For a directed graphical model, does D-separation is equivalent to conditional independence. I have got bit confused about this concept from the following statement from this source.
if X and Y are not d-separated given Z in G, then are X and Y are
dependent in all distributions P that factorize over G? This is false,
because a distribution that factorizes over G may yet contain
additional “accidental” independencies not asserted by the graph
structure
Best Answer
D-seperation is not equivalent to conditional independence. The D-seperation of $X$ and $Y$ given $Z$ implies the following conditional independence:
$$P(X,Y|Z) = P(X|Z)P(Y|Z).$$
However D-seperation is a concept that applies specifically to graphical models. You can talk about conditional independence in any context involving random variables.
The statement is talking about something different. What the statement is saying is that just because two nodes $X$ and $Y$ are not D-seperated given some subset of nodes $Z$, that doesn't mean there doesn't exist some probability distribution which factorizes over $G$ for which $X$ and $Y$ are conditionally independent given $Z$. In fact there will always exist such a distribution (see the following paragraph).

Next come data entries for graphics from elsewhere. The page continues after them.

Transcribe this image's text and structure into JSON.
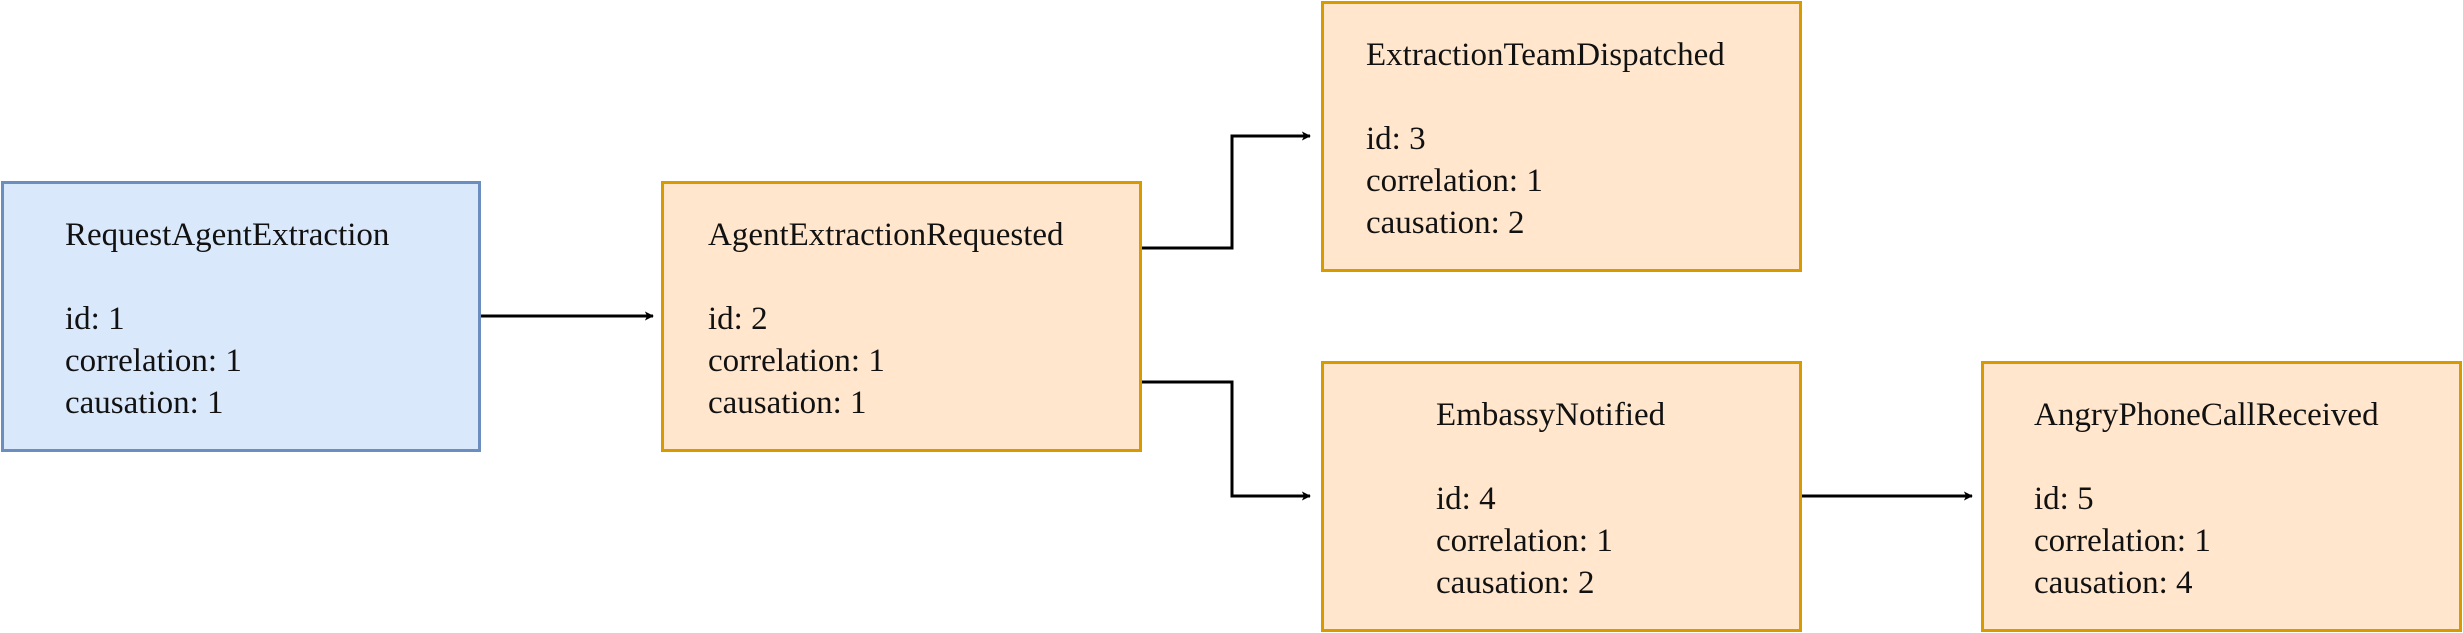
{
  "colors": {
    "command_fill": "#dae8fc",
    "command_border": "#6c8ebf",
    "event_fill": "#ffe6cc",
    "event_border": "#d79b00",
    "arrow": "#000000"
  },
  "nodes": [
    {
      "title": "RequestAgentExtraction",
      "id": "id: 1",
      "correlation": "correlation: 1",
      "causation": "causation: 1"
    },
    {
      "title": "AgentExtractionRequested",
      "id": "id: 2",
      "correlation": "correlation: 1",
      "causation": "causation: 1"
    },
    {
      "title": "ExtractionTeamDispatched",
      "id": "id: 3",
      "correlation": "correlation: 1",
      "causation": "causation: 2"
    },
    {
      "title": "EmbassyNotified",
      "id": "id: 4",
      "correlation": "correlation: 1",
      "causation": "causation: 2"
    },
    {
      "title": "AngryPhoneCallReceived",
      "id": "id: 5",
      "correlation": "correlation: 1",
      "causation": "causation: 4"
    }
  ],
  "edges": [
    {
      "from": "RequestAgentExtraction",
      "to": "AgentExtractionRequested"
    },
    {
      "from": "AgentExtractionRequested",
      "to": "ExtractionTeamDispatched"
    },
    {
      "from": "AgentExtractionRequested",
      "to": "EmbassyNotified"
    },
    {
      "from": "EmbassyNotified",
      "to": "AngryPhoneCallReceived"
    }
  ]
}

Graphical models are only required to not encode any independency which doesn't actually exist in the joint probability distribution, that is to say, they are required to make no unwarranted assumptions. However there's no requirement that they encode every independency that does in fact exist, and often times building a graphical model which captures every existing independency while at the same time avoiding the instantiation of spurious independencies is impossible (such a graph when it does exist is called a perfect I-map). Therefore given a graphical model $G$, any mutually independent probability distribution on the nodes of $G$ trivially factorizes over $G$.